In a dark, dank, sunken shed next to the chicken house and en route to the orchard, my grandfather made wine, which he brought to the table in a pint jug. Every wasp in Warwickshire seemed to get wind of his activities, and I can see him now beating them off with his Panama as he scuttled along the nasturtium-lined path with a brimming jug, his oaths rising above the angry buzz.

Rhubarb, damson, elderflower and dandelion were among his favourites. How I loathed helping pick dandelions, which left a slimy deposit on my fingers and inspired my know-all aunt to predict they’d make me wet the bed. It would have been more romantic if we’d gathered them in baskets instead of brown carrier bags stamped with the name of a high-class grocer and provisioner.

We were on the brink of war, and the same grocer’s van took to calling two or three times a week stocking my grandmother with all she deemed would
soon be in short supply.

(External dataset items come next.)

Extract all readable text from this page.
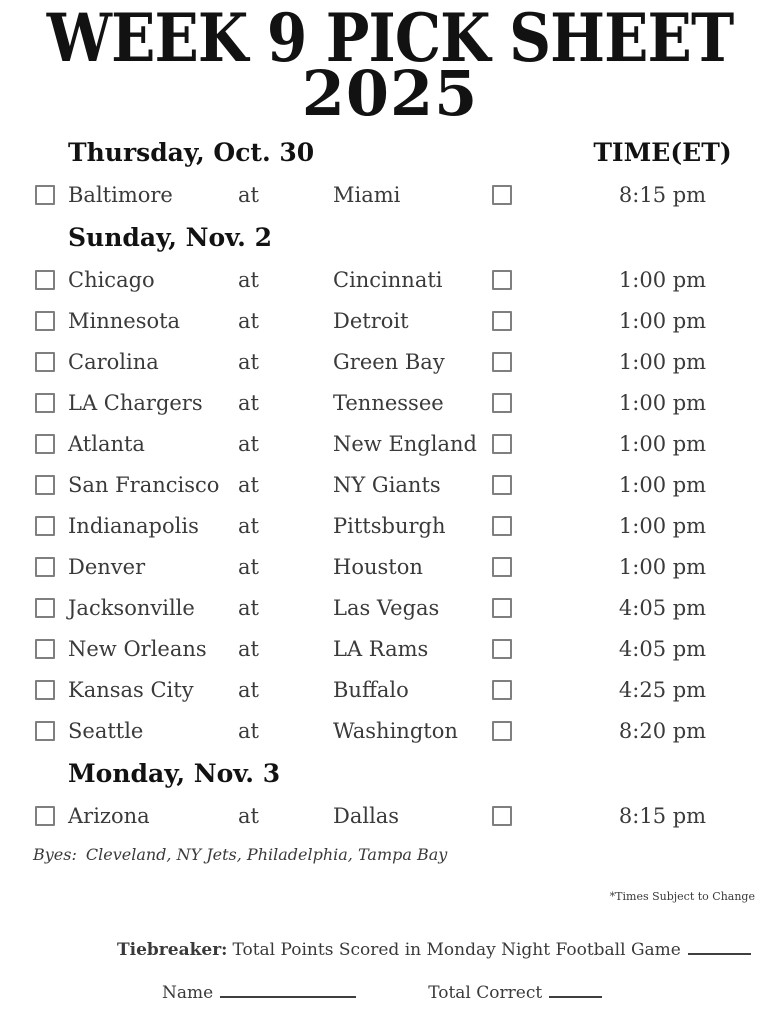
WEEK 9 PICK SHEET
2025
Thursday, Oct. 30	TIME(ET)
Baltimore	at	Miami	8:15 pm
Sunday, Nov. 2
Chicago	at	Cincinnati	1:00 pm
Minnesota	at	Detroit	1:00 pm
Carolina	at	Green Bay	1:00 pm
LA Chargers	at	Tennessee	1:00 pm
Atlanta	at	New England	1:00 pm
San Francisco at	NY Giants	1:00 pm
Indianapolis	at	Pittsburgh	1:00 pm
Denver	at	Houston	1:00 pm
Jacksonville	at	Las Vegas	4:05 pm
New Orleans	at	LA Rams	4:05 pm
Kansas City	at	Buffalo	4:25 pm
Seattle	at	Washington	8:20 pm
Monday, Nov. 3
Arizona	at	Dallas	8:15 pm
Byes: Cleveland, NY Jets, Philadelphia, Tampa Bay
*Times Subject to Change
Tiebreaker: Total Points Scored in Monday Night Football Game
Name	Total Correct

High on her list was sugar, which my grandfather used liberally in wine-making, and she wasn’t happy until she had a regiment of blue bags of it on a larder shelf.

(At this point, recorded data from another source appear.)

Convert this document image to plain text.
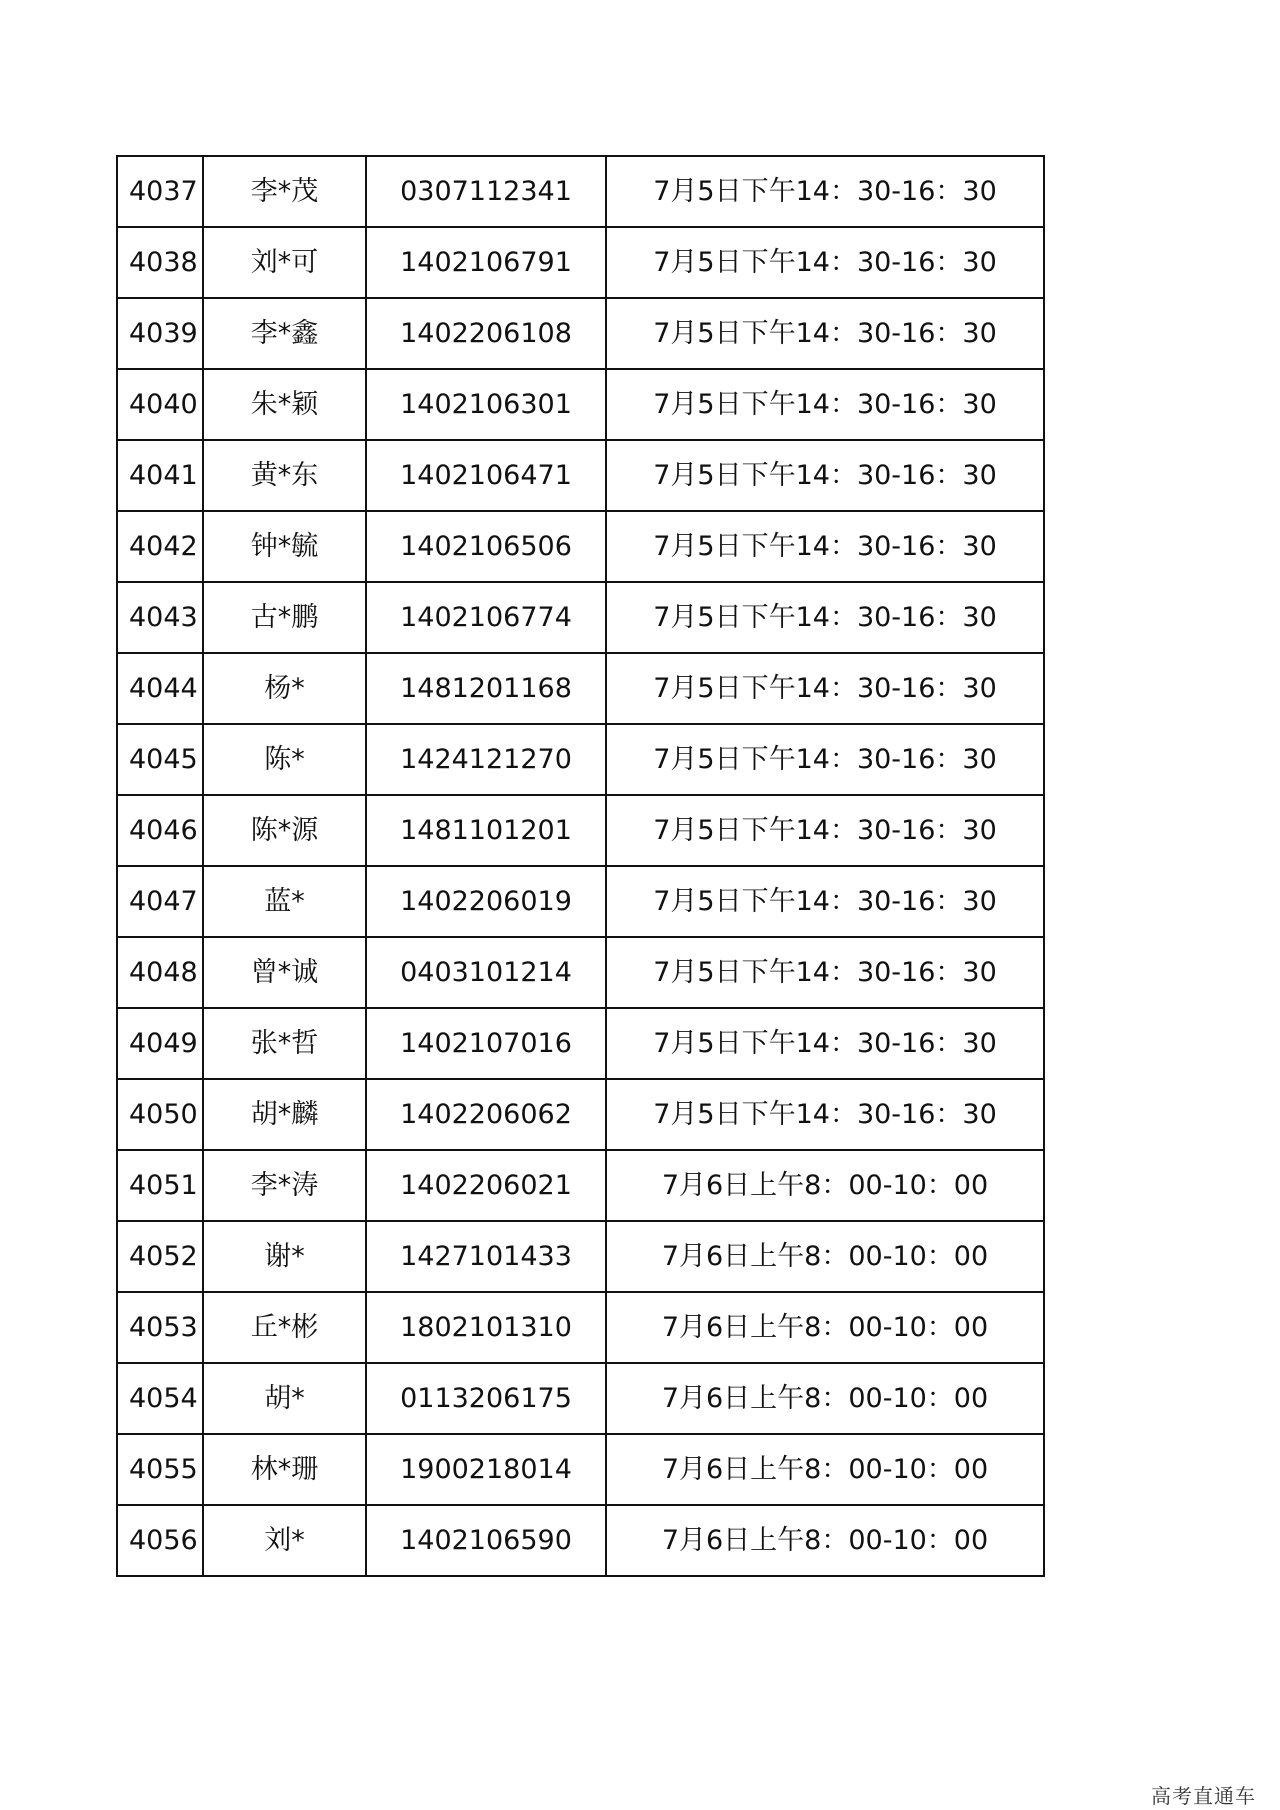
4037	李*茂	0307112341	7月5日下午14：30-16：30
4038	刘*可	1402106791	7月5日下午14：30-16：30
4039	李*鑫	1402206108	7月5日下午14：30-16：30
4040	朱*颖	1402106301	7月5日下午14：30-16：30
4041	黄*东	1402106471	7月5日下午14：30-16：30
4042	钟*毓	1402106506	7月5日下午14：30-16：30
4043	古*鹏	1402106774	7月5日下午14：30-16：30
4044	杨*	1481201168	7月5日下午14：30-16：30
4045	陈*	1424121270	7月5日下午14：30-16：30
4046	陈*源	1481101201	7月5日下午14：30-16：30
4047	蓝*	1402206019	7月5日下午14：30-16：30
4048	曾*诚	0403101214	7月5日下午14：30-16：30
4049	张*哲	1402107016	7月5日下午14：30-16：30
4050	胡*麟	1402206062	7月5日下午14：30-16：30
4051	李*涛	1402206021	7月6日上午8：00-10：00
4052	谢*	1427101433	7月6日上午8：00-10：00
4053	丘*彬	1802101310	7月6日上午8：00-10：00
4054	胡*	0113206175	7月6日上午8：00-10：00
4055	林*珊	1900218014	7月6日上午8：00-10：00
4056	刘*	1402106590	7月6日上午8：00-10：00
高考直通车
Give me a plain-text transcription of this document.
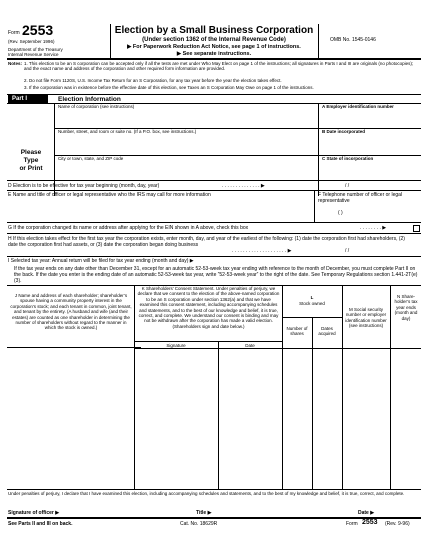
Form 2553
(Rev. September 1996)
Department of the Treasury
Internal Revenue Service
Election by a Small Business Corporation
(Under section 1362 of the Internal Revenue Code)
▶ For Paperwork Reduction Act Notice, see page 1 of instructions.
▶ See separate instructions.
OMB No. 1545-0146
Notes: 1. This election to be an S corporation can be accepted only if all the tests are met under Who May Elect on page 1 of the instructions; all signatures in Parts I and III are originals (no photocopies); and the exact name and address of the corporation and other required form information are provided.
2. Do not file Form 1120S, U.S. Income Tax Return for an S Corporation, for any tax year before the year the election takes effect.
3. If the corporation was in existence before the effective date of this election, see Taxes an S Corporation May Owe on page 1 of the instructions.
Part I	Election Information
Please
Type
or Print
Name of corporation (see instructions)	A Employer identification number
Number, street, and room or suite no. (If a P.O. box, see instructions.)	B Date incorporated
City or town, state, and ZIP code	C State of incorporation
D Election is to be effective for tax year beginning (month, day, year)	. . . . . . . . . . . . . . ▶	/ /
E Name and title of officer or legal representative who the IRS may call for more information	F Telephone number of officer or legal representative
( )
G If the corporation changed its name or address after applying for the EIN shown in A above, check this box	. . . . . . . . ▶
H If this election takes effect for the first tax year the corporation exists, enter month, day, and year of the earliest of the following: (1) date the corporation first had shareholders, (2) date the corporation first had assets, or (3) date the corporation began doing business
. . . . . . . . . . . . . . . . . . . . ▶	/ /
I Selected tax year: Annual return will be filed for tax year ending (month and day) ▶
If the tax year ends on any date other than December 31, except for an automatic 52-53-week tax year ending with reference to the month of December, you must complete Part II on the back. If the date you enter is the ending date of an automatic 52-53-week tax year, write “52-53-week year” to the right of the date. See Temporary Regulations section 1.441-2T(e)(3).
J Name and address of each shareholder; shareholder’s spouse having a community property interest in the corporation’s stock; and each tenant in common, joint tenant, and tenant by the entirety. (A husband and wife (and their estates) are counted as one shareholder in determining the number of shareholders without regard to the manner in which the stock is owned.)
K Shareholders’ Consent Statement. Under penalties of perjury, we declare that we consent to the election of the above-named corporation to be an S corporation under section 1362(a) and that we have examined this consent statement, including accompanying schedules and statements, and to the best of our knowledge and belief, it is true, correct, and complete. We understand our consent is binding and may not be withdrawn after the corporation has made a valid election. (Shareholders sign and date below.)
Signature	Date
L
Stock owned
Number of shares
Dates acquired
M Social security number or employer identification number (see instructions)
N Share-holder’s tax year ends (month and day)
Under penalties of perjury, I declare that I have examined this election, including accompanying schedules and statements, and to the best of my knowledge and belief, it is true, correct, and complete.
Signature of officer ▶	Title ▶	Date ▶
See Parts II and III on back.	Cat. No. 18629R	Form 2553 (Rev. 9-96)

It would all be over in six weeks, my grandfather assured her, but Grandma banked on four years like the Great War. They were both wrong, and the reserve of sugar ran out in 1943, after which there was no more wine-making for many a long year, because rationing continued long after the war.

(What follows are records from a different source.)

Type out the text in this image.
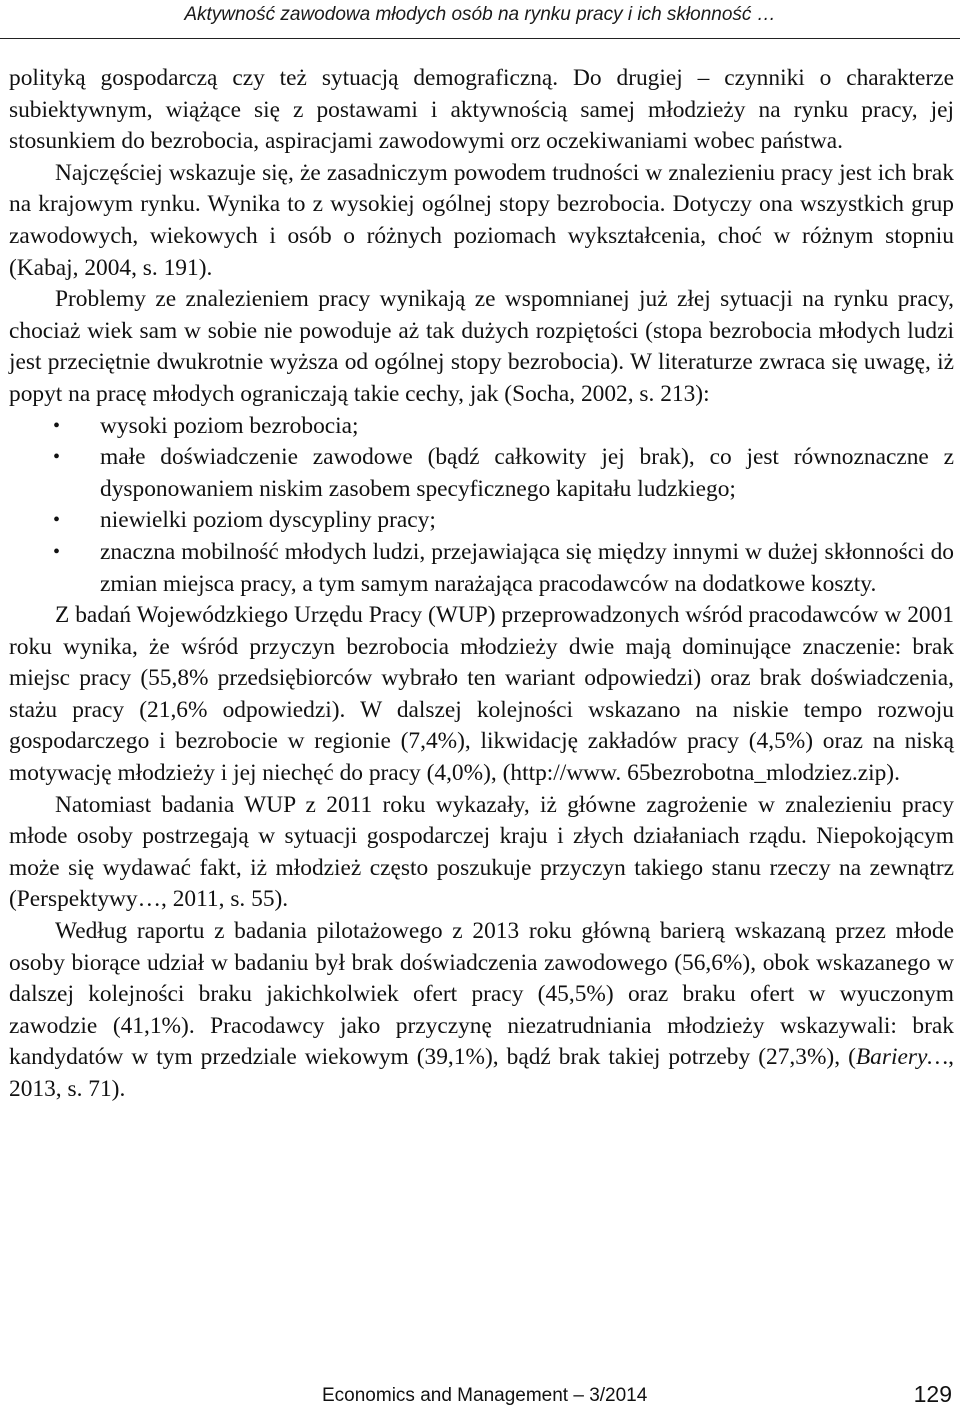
Aktywność zawodowa młodych osób na rynku pracy i ich skłonność …

polityką gospodarczą czy też sytuacją demograficzną. Do drugiej – czynniki o charakterze subiektywnym, wiążące się z postawami i aktywnością samej młodzieży na rynku pracy, jej stosunkiem do bezrobocia, aspiracjami zawodowymi orz oczekiwaniami wobec państwa.

Najczęściej wskazuje się, że zasadniczym powodem trudności w znalezieniu pracy jest ich brak na krajowym rynku. Wynika to z wysokiej ogólnej stopy bezrobocia. Dotyczy ona wszystkich grup zawodowych, wiekowych i osób o różnych poziomach wykształcenia, choć w różnym stopniu (Kabaj, 2004, s. 191).

Problemy ze znalezieniem pracy wynikają ze wspomnianej już złej sytuacji na rynku pracy, chociaż wiek sam w sobie nie powoduje aż tak dużych rozpiętości (stopa bezrobocia młodych ludzi jest przeciętnie dwukrotnie wyższa od ogólnej stopy bezrobocia). W literaturze zwraca się uwagę, iż popyt na pracę młodych ograniczają takie cechy, jak (Socha, 2002, s. 213):

• wysoki poziom bezrobocia;
• małe doświadczenie zawodowe (bądź całkowity jej brak), co jest równoznaczne z dysponowaniem niskim zasobem specyficznego kapitału ludzkiego;
• niewielki poziom dyscypliny pracy;
• znaczna mobilność młodych ludzi, przejawiająca się między innymi w dużej skłonności do zmian miejsca pracy, a tym samym narażająca pracodawców na dodatkowe koszty.

Z badań Wojewódzkiego Urzędu Pracy (WUP) przeprowadzonych wśród pracodawców w 2001 roku wynika, że wśród przyczyn bezrobocia młodzieży dwie mają dominujące znaczenie: brak miejsc pracy (55,8% przedsiębiorców wybrało ten wariant odpowiedzi) oraz brak doświadczenia, stażu pracy (21,6% odpowiedzi). W dalszej kolejności wskazano na niskie tempo rozwoju gospodarczego i bezrobocie w regionie (7,4%), likwidację zakładów pracy (4,5%) oraz na niską motywację młodzieży i jej niechęć do pracy (4,0%), (http://www. 65bezrobotna_mlodziez.zip).

Natomiast badania WUP z 2011 roku wykazały, iż główne zagrożenie w znalezieniu pracy młode osoby postrzegają w sytuacji gospodarczej kraju i złych działaniach rządu. Niepokojącym może się wydawać fakt, iż młodzież często poszukuje przyczyn takiego stanu rzeczy na zewnątrz (Perspektywy…, 2011, s. 55).

Według raportu z badania pilotażowego z 2013 roku główną barierą wskazaną przez młode osoby biorące udział w badaniu był brak doświadczenia zawodowego (56,6%), obok wskazanego w dalszej kolejności braku jakichkolwiek ofert pracy (45,5%) oraz braku ofert w wyuczonym zawodzie (41,1%). Pracodawcy jako przyczynę niezatrudniania młodzieży wskazywali: brak kandydatów w tym przedziale wiekowym (39,1%), bądź brak takiej potrzeby (27,3%), (Bariery…, 2013, s. 71).

Economics and Management – 3/2014	129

Having sampled my grandfather’s product from the age of four, I regarded wine with meals as no great shakes.

I was an undergraduate in the 1950s before I realised that an acquaintance with wine was not’ old hat, but a sign of sophistication, and an escort offering a half bottle of Entre Deux Mers had intentions -honourable or otherwise.

At about the same time home winemaking was rediscovered. This time around there were concentrated ingredients, fancy

equipment and even evening classes on the subject. I was baffled – all that investment to produce what my grandfather called “bottled sunshine”, except that he rarely used bottles. What’s more, he did it all by rule of thumb for only the cost of the sugar.

Like wine, people have to mature. Only when I reached the stage of not minding looking feeble did I recognise that I no more like red wine than I like rare meat. A pity, but everyone can’t be an all-rounder, and the name of the game is “a little of what you fancy…”

I like wine, gentle as a June morning, like Liebfraumilch. Tops, of course, is champagne. All those bubbles must be good for you – like taking an internal Jacuzzi.

Most of all, I enjoy it in summer in the garden, for in my mind I always associate it with flowers, sunshine and my grandfather, who must be happy as a lark picking dandelions in Heaven.